Water Quality

Integration of Conventional Statistical and Fuzzy Theories for Improved Characterization of Contaminated Hydro-systems

[Note: This area of research was closed in 2009; However, as an opportunity arises, this area is pursued to build synergy with other SASWE driven research foci]
Since the discovery of large-scale arsenic contamination of groundwater in Bangladesh more than a decade ago, studies related to its spatial characterization at the regional scale have relied on geo-statistical approaches and the classical notion of linear stochastic dynamics (Figure 1). Such approaches (e.g., kriging methods), however, solve only the pattern completion problem, and not the pattern recognition problem. As a result, the ‘field’ of arsenic estimated in this fashion from a limited amount of information is subject to greater uncertainty at non-sampled locations due to measurement and sampling errors of in-situ arsenic tests. In this research we argue that it is no longer defensible to continue to use purely geo-statistical approaches of pattern filling while evidence accumulates on the deterministic geochemical factors that dictate the spatial variability of arsenic contamination in groundwater. Therefore, in order to obtain a more accurate estimate of the arsenic field, the geo-statistical approach should be complemented with pattern recognition approach (e.g., non-linear deterministic and chaotic dynamic theory). We discuss the potential opportunities that this combined paradigmatic approach (pattern filling + pattern recognition) could offer towards greater cost-effectiveness in locating clusters of safe shallow wells than that would otherwise be possible through a purely geo-statistical (pattern filling) or a purely non-linear dynamic (pattern recognition) framework. Our research however also emphasizes that integration of these complementary paradigms should not be construed as a replacement of the conventional geo-statistical pattern-filling techniques but only to minimize the limitations of such techniques.

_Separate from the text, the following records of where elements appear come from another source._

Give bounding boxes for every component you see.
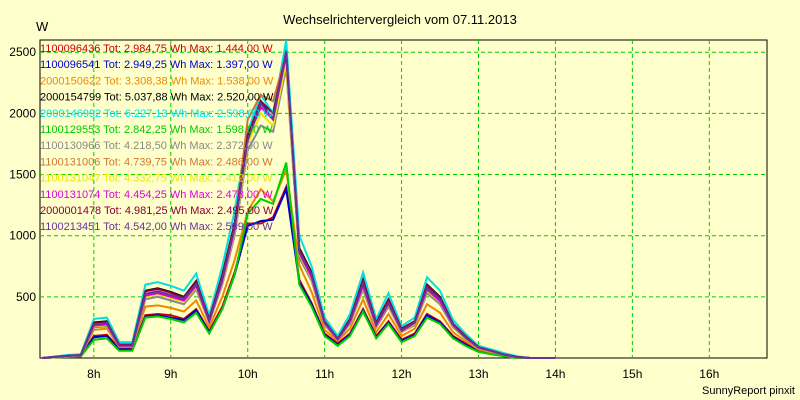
y-ticks: 500 1000 1500 2000 2500 (9, 45, 36, 304)
legend-entry-8: 1100131006 Tot: 4.739,75 Wh Max: 2.486,0… (40, 156, 273, 168)
legend-entry-3: 2000150622 Tot: 3.308,38 Wh Max: 1.538,0… (40, 75, 274, 87)
x-tick-label: 10h (238, 367, 258, 381)
y-unit-label: W (36, 19, 49, 34)
legend-entry-1: 1100096436 Tot: 2.984,75 Wh Max: 1.444,0… (40, 43, 273, 55)
x-ticks: 8h 9h 10h 11h 12h 13h 14h 15h 16h (87, 367, 719, 381)
x-tick-label: 9h (164, 367, 177, 381)
footer-credit: SunnyReport pinxit (702, 385, 795, 397)
y-tick-label: 500 (16, 290, 36, 304)
plot-area (39, 39, 768, 359)
x-tick-label: 13h (468, 367, 488, 381)
x-tick-label: 16h (699, 367, 719, 381)
x-tick-label: 11h (315, 367, 334, 381)
legend-entry-4: 2000154799 Tot: 5.037,88 Wh Max: 2.520,0… (40, 92, 274, 104)
x-tick-label: 12h (392, 367, 412, 381)
legend-entry-5: 2000146992 Tot: 6.227,13 Wh Max: 2.598,0… (40, 108, 274, 120)
y-tick-label: 2500 (9, 45, 36, 59)
legend-entry-6: 1100129553 Tot: 2.842,25 Wh Max: 1.598,0… (40, 124, 273, 136)
x-tick-label: 15h (622, 367, 642, 381)
x-tick-label: 8h (87, 367, 100, 381)
legend-entry-10: 1100131074 Tot: 4.454,25 Wh Max: 2.478,0… (40, 189, 273, 201)
x-tick-label: 14h (545, 367, 565, 381)
legend-entry-12: 1100213451 Tot: 4.542,00 Wh Max: 2.509,0… (40, 221, 273, 233)
legend: 1100096436 Tot: 2.984,75 Wh Max: 1.444,0… (40, 43, 274, 233)
series-line-6 (42, 162, 556, 359)
y-tick-label: 1500 (9, 168, 36, 182)
chart-title: Wechselrichtervergleich vom 07.11.2013 (283, 12, 517, 27)
series-line-12 (42, 50, 556, 359)
legend-entry-11: 2000001478 Tot: 4.981,25 Wh Max: 2.495,0… (40, 205, 274, 217)
legend-entry-9: 1100131047 Tot: 4.332,75 Wh Max: 2.412,0… (40, 173, 273, 185)
series-lines (42, 40, 556, 359)
legend-entry-7: 1100130966 Tot: 4.218,50 Wh Max: 2.372,0… (40, 140, 273, 152)
legend-entry-2: 1100096541 Tot: 2.949,25 Wh Max: 1.397,0… (40, 59, 273, 71)
y-tick-label: 1000 (9, 229, 36, 243)
y-tick-label: 2000 (9, 106, 36, 120)
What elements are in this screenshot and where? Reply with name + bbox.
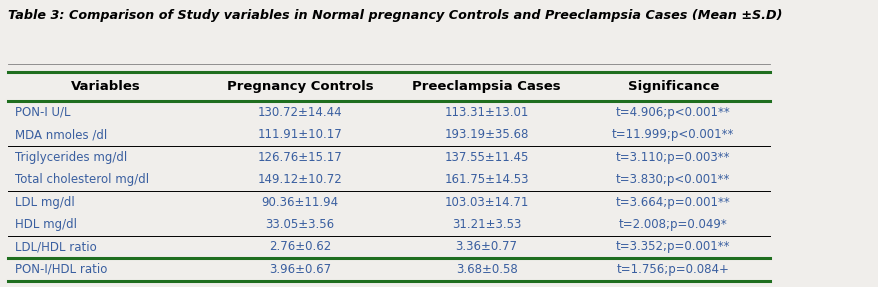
Text: t=3.110;p=0.003**: t=3.110;p=0.003** (615, 151, 730, 164)
Text: 103.03±14.71: 103.03±14.71 (444, 196, 529, 209)
Text: MDA nmoles /dl: MDA nmoles /dl (15, 128, 107, 141)
Text: 111.91±10.17: 111.91±10.17 (257, 128, 342, 141)
Text: t=3.664;p=0.001**: t=3.664;p=0.001** (615, 196, 730, 209)
Text: Significance: Significance (627, 80, 718, 93)
Text: LDL mg/dl: LDL mg/dl (15, 196, 75, 209)
Text: Pregnancy Controls: Pregnancy Controls (227, 80, 373, 93)
Text: Variables: Variables (70, 80, 140, 93)
Text: Preeclampsia Cases: Preeclampsia Cases (412, 80, 560, 93)
Text: PON-I U/L: PON-I U/L (15, 106, 70, 119)
Text: t=3.352;p=0.001**: t=3.352;p=0.001** (615, 241, 730, 253)
Text: HDL mg/dl: HDL mg/dl (15, 218, 76, 231)
Text: 2.76±0.62: 2.76±0.62 (269, 241, 331, 253)
Text: 161.75±14.53: 161.75±14.53 (444, 173, 529, 186)
Text: 31.21±3.53: 31.21±3.53 (451, 218, 521, 231)
Text: Table 3: Comparison of Study variables in Normal pregnancy Controls and Preeclam: Table 3: Comparison of Study variables i… (9, 9, 782, 22)
Text: 137.55±11.45: 137.55±11.45 (444, 151, 529, 164)
Text: 3.68±0.58: 3.68±0.58 (455, 263, 517, 276)
Text: 113.31±13.01: 113.31±13.01 (444, 106, 529, 119)
Text: 33.05±3.56: 33.05±3.56 (265, 218, 335, 231)
Text: 149.12±10.72: 149.12±10.72 (257, 173, 342, 186)
Text: LDL/HDL ratio: LDL/HDL ratio (15, 241, 97, 253)
Text: Triglycerides mg/dl: Triglycerides mg/dl (15, 151, 126, 164)
Text: 3.36±0.77: 3.36±0.77 (455, 241, 517, 253)
Text: 126.76±15.17: 126.76±15.17 (257, 151, 342, 164)
Text: 130.72±14.44: 130.72±14.44 (257, 106, 342, 119)
Text: Total cholesterol mg/dl: Total cholesterol mg/dl (15, 173, 148, 186)
Text: PON-I/HDL ratio: PON-I/HDL ratio (15, 263, 107, 276)
Text: t=4.906;p<0.001**: t=4.906;p<0.001** (615, 106, 730, 119)
Text: 90.36±11.94: 90.36±11.94 (261, 196, 338, 209)
Text: t=11.999;p<0.001**: t=11.999;p<0.001** (611, 128, 734, 141)
Text: t=2.008;p=0.049*: t=2.008;p=0.049* (618, 218, 727, 231)
Text: 193.19±35.68: 193.19±35.68 (444, 128, 529, 141)
Text: t=1.756;p=0.084+: t=1.756;p=0.084+ (616, 263, 729, 276)
Text: 3.96±0.67: 3.96±0.67 (269, 263, 331, 276)
Text: t=3.830;p<0.001**: t=3.830;p<0.001** (615, 173, 730, 186)
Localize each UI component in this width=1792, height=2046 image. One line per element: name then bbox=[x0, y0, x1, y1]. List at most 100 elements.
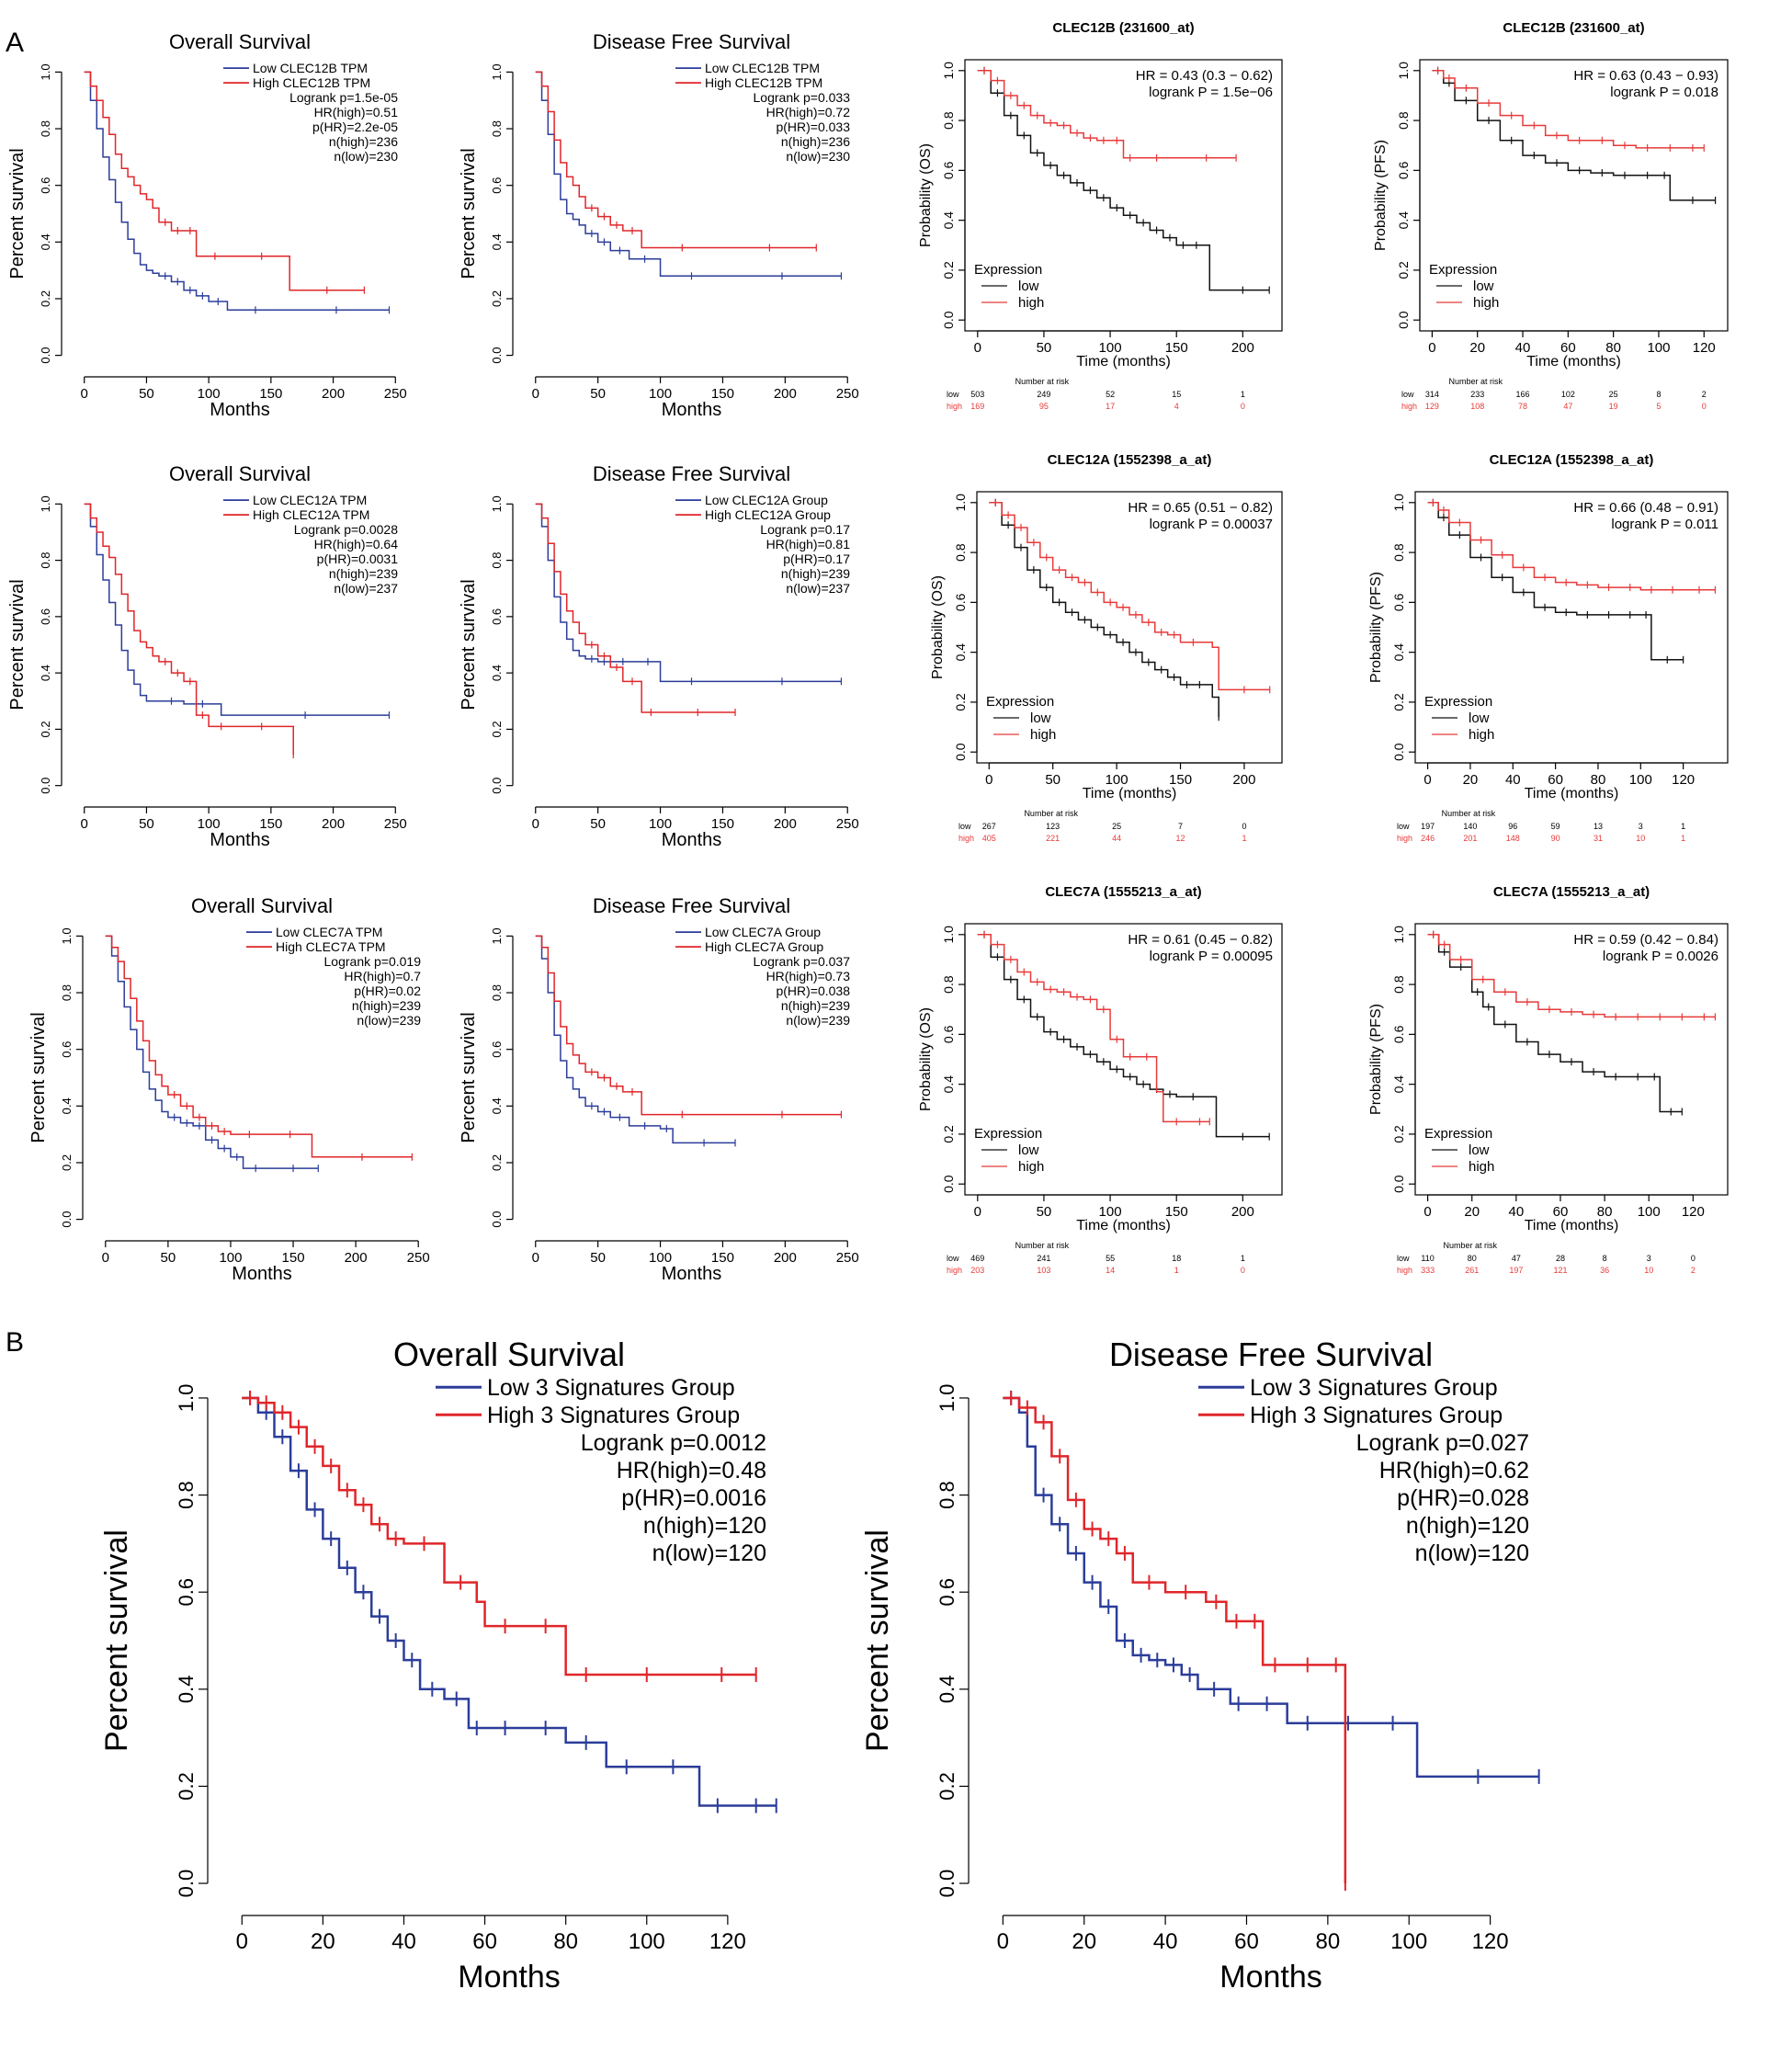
y-tick-label: 0.8 bbox=[490, 552, 504, 569]
stat-text: n(high)=120 bbox=[1406, 1513, 1529, 1539]
chart-title: Disease Free Survival bbox=[593, 894, 790, 917]
y-axis-label: Probability (OS) bbox=[918, 143, 934, 247]
x-tick-label: 0 bbox=[532, 1250, 539, 1266]
risk-count-high: 95 bbox=[1039, 402, 1049, 411]
x-tick-label: 150 bbox=[1169, 772, 1192, 788]
stat-text: HR(high)=0.7 bbox=[344, 969, 421, 983]
survival-curve-high bbox=[977, 70, 1237, 159]
chart-title: CLEC12A (1552398_a_at) bbox=[1048, 452, 1212, 468]
stat-text: Logrank p=0.037 bbox=[754, 954, 851, 969]
x-tick-label: 100 bbox=[1106, 772, 1129, 788]
legend-label-1: High CLEC12A Group bbox=[705, 507, 831, 522]
chart-a33: CLEC7A (1555213_a_at) 0.0 0.2 0.4 0.6 0.8 1.0 0… bbox=[918, 884, 1283, 1275]
stat-text: logrank P = 0.00095 bbox=[1150, 949, 1273, 964]
y-tick-label: 0.4 bbox=[490, 665, 504, 681]
risk-row-label-low: low bbox=[958, 822, 971, 831]
y-tick-label: 0.8 bbox=[1396, 111, 1411, 130]
x-tick-label: 150 bbox=[1165, 340, 1188, 356]
chart-a23: CLEC12A (1552398_a_at) 0.0 0.2 0.4 0.6 0.8 1.0… bbox=[930, 452, 1283, 843]
y-tick-label: 0.6 bbox=[941, 161, 956, 179]
x-tick-label: 50 bbox=[139, 386, 154, 402]
x-tick-label: 150 bbox=[259, 816, 282, 832]
legend-label-low: low bbox=[1030, 710, 1051, 726]
stat-text: logrank P = 0.018 bbox=[1610, 85, 1718, 100]
survival-curve-high bbox=[105, 935, 413, 1158]
chart-title: Disease Free Survival bbox=[593, 30, 790, 53]
x-tick-label: 60 bbox=[1553, 1204, 1569, 1220]
risk-count-low: 2 bbox=[1702, 390, 1707, 399]
x-tick-label: 80 bbox=[553, 1929, 578, 1954]
x-tick-label: 150 bbox=[711, 386, 734, 402]
legend-label-1: High CLEC12B TPM bbox=[705, 75, 822, 90]
risk-count-low: 166 bbox=[1516, 390, 1530, 399]
risk-count-low: 25 bbox=[1609, 390, 1618, 399]
stat-text: p(HR)=0.0031 bbox=[317, 551, 399, 566]
x-tick-label: 150 bbox=[1165, 1204, 1188, 1220]
y-tick-label: 0.6 bbox=[1396, 161, 1411, 179]
risk-count-low: 18 bbox=[1172, 1254, 1181, 1263]
legend-label-1: High CLEC7A Group bbox=[705, 939, 823, 954]
legend-label-high: high bbox=[1030, 727, 1056, 743]
chart-title: CLEC7A (1555213_a_at) bbox=[1045, 884, 1201, 900]
y-tick-label: 0.4 bbox=[490, 1097, 504, 1114]
chart-a11: Overall Survival 0.0 0.2 0.4 0.6 0.8 1.0 0 50 100… bbox=[7, 30, 407, 420]
y-tick-label: 0.0 bbox=[953, 743, 968, 761]
x-tick-label: 200 bbox=[1231, 1204, 1254, 1220]
stat-text: p(HR)=0.028 bbox=[1397, 1485, 1529, 1511]
y-tick-label: 0.8 bbox=[1391, 543, 1406, 562]
stat-text: n(high)=239 bbox=[781, 566, 850, 581]
survival-curve-low bbox=[535, 935, 736, 1144]
stat-text: n(high)=239 bbox=[352, 998, 421, 1013]
x-tick-label: 60 bbox=[472, 1929, 497, 1954]
y-tick-label: 0.6 bbox=[490, 1041, 504, 1058]
risk-count-low: 197 bbox=[1421, 822, 1435, 831]
x-tick-label: 100 bbox=[1099, 340, 1122, 356]
risk-count-high: 0 bbox=[1241, 402, 1245, 411]
y-tick-label: 0.2 bbox=[1391, 1125, 1406, 1143]
chart-title: CLEC12A (1552398_a_at) bbox=[1490, 452, 1654, 468]
legend-label-0: Low CLEC12B TPM bbox=[705, 61, 820, 75]
y-tick-label: 0.0 bbox=[1391, 743, 1406, 761]
y-tick-label: 0.6 bbox=[490, 608, 504, 625]
survival-curve-high bbox=[1432, 70, 1705, 149]
panel-label-a: A bbox=[6, 28, 24, 58]
x-tick-label: 200 bbox=[345, 1250, 368, 1266]
stat-text: HR(high)=0.72 bbox=[766, 105, 851, 119]
y-tick-label: 0.4 bbox=[39, 665, 52, 681]
y-tick-label: 0.8 bbox=[1391, 975, 1406, 994]
chart-title: CLEC12B (231600_at) bbox=[1503, 20, 1644, 36]
x-axis-label: Months bbox=[210, 400, 270, 420]
y-axis-label: Percent survival bbox=[7, 579, 28, 710]
x-tick-label: 100 bbox=[1647, 340, 1670, 356]
x-tick-label: 80 bbox=[1605, 340, 1621, 356]
chart-b1: Overall Survival 0.0 0.2 0.4 0.6 0.8 1.0 0 20 40 6… bbox=[99, 1336, 777, 1995]
stat-text: n(low)=230 bbox=[334, 149, 398, 164]
survival-curve-low bbox=[535, 71, 842, 278]
x-tick-label: 40 bbox=[1153, 1929, 1178, 1954]
x-tick-label: 150 bbox=[711, 1250, 734, 1266]
legend-label-0: Low CLEC12A Group bbox=[705, 493, 828, 507]
stat-text: HR(high)=0.73 bbox=[766, 969, 851, 983]
risk-count-low: 8 bbox=[1656, 390, 1661, 399]
chart-a21: Overall Survival 0.0 0.2 0.4 0.6 0.8 1.0 0 50 100… bbox=[7, 462, 407, 850]
risk-count-low: 0 bbox=[1242, 822, 1246, 831]
x-tick-label: 0 bbox=[236, 1929, 248, 1954]
risk-count-high: 148 bbox=[1506, 834, 1520, 843]
y-tick-label: 0.0 bbox=[490, 1211, 504, 1228]
y-tick-label: 0.2 bbox=[39, 290, 52, 307]
y-tick-label: 0.0 bbox=[1391, 1175, 1406, 1193]
risk-count-high: 201 bbox=[1463, 834, 1477, 843]
y-tick-label: 0.0 bbox=[490, 778, 504, 794]
x-tick-label: 20 bbox=[1072, 1929, 1096, 1954]
survival-curve-high bbox=[535, 935, 842, 1116]
stat-text: Logrank p=0.033 bbox=[754, 90, 851, 105]
y-tick-label: 1.0 bbox=[490, 495, 504, 512]
x-axis-label: Time (months) bbox=[1083, 786, 1177, 801]
chart-title: Overall Survival bbox=[393, 1336, 625, 1373]
y-tick-label: 0.8 bbox=[39, 552, 52, 569]
y-axis-label: Percent survival bbox=[28, 1012, 49, 1142]
x-tick-label: 200 bbox=[1232, 772, 1255, 788]
x-tick-label: 100 bbox=[1390, 1929, 1427, 1954]
legend-label-0: Low 3 Signatures Group bbox=[1250, 1375, 1498, 1401]
stat-text: HR = 0.59 (0.42 − 0.84) bbox=[1573, 932, 1718, 948]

Figure 1. A field of arsenic contamination produced by the geo-statistical technique of kriging (after BGS-DPHE, 2001).

A particular focus of this research is to develop low-cost and non-structural simulation methods for prevention of arsenic contaminated water supply in a rural setting. We had earlier investigated an approach that aims at identification of safe/unsafe wells. The proposal is founded on the premise that the near impossibility of testing every single shallow well in a rural setting requires a simulation methodology that can accurately characterize a well as being safe/unsafe without the need for extensive and expensive in-situ sampling tests. Such a method can then act as a fast-running and inexpensive proxy to the time-consuming field campaigns and save considerable testing resources by judiciously directing them to those wells pre-determined by the simulation approach to have a high likelihood of being unsafe. Furthermore, by flagging a safer cluster of wells functional (and an unsafe cluster of wells as non-operational), villagers are expected to find this approach socially more convenient than the expensive house-hold treatment options currently available in rural areas of developing countries. We are currently investigating the effectiveness of our scheme in Northwestern Bangladesh (Figure 2) on the basis of Field kits and laboratory measurements of arsenic concentrations.


Figure 2. Study-region for assessment of proposed low-cost simulation-based scheme for prevention of arsenic contaminated water supply.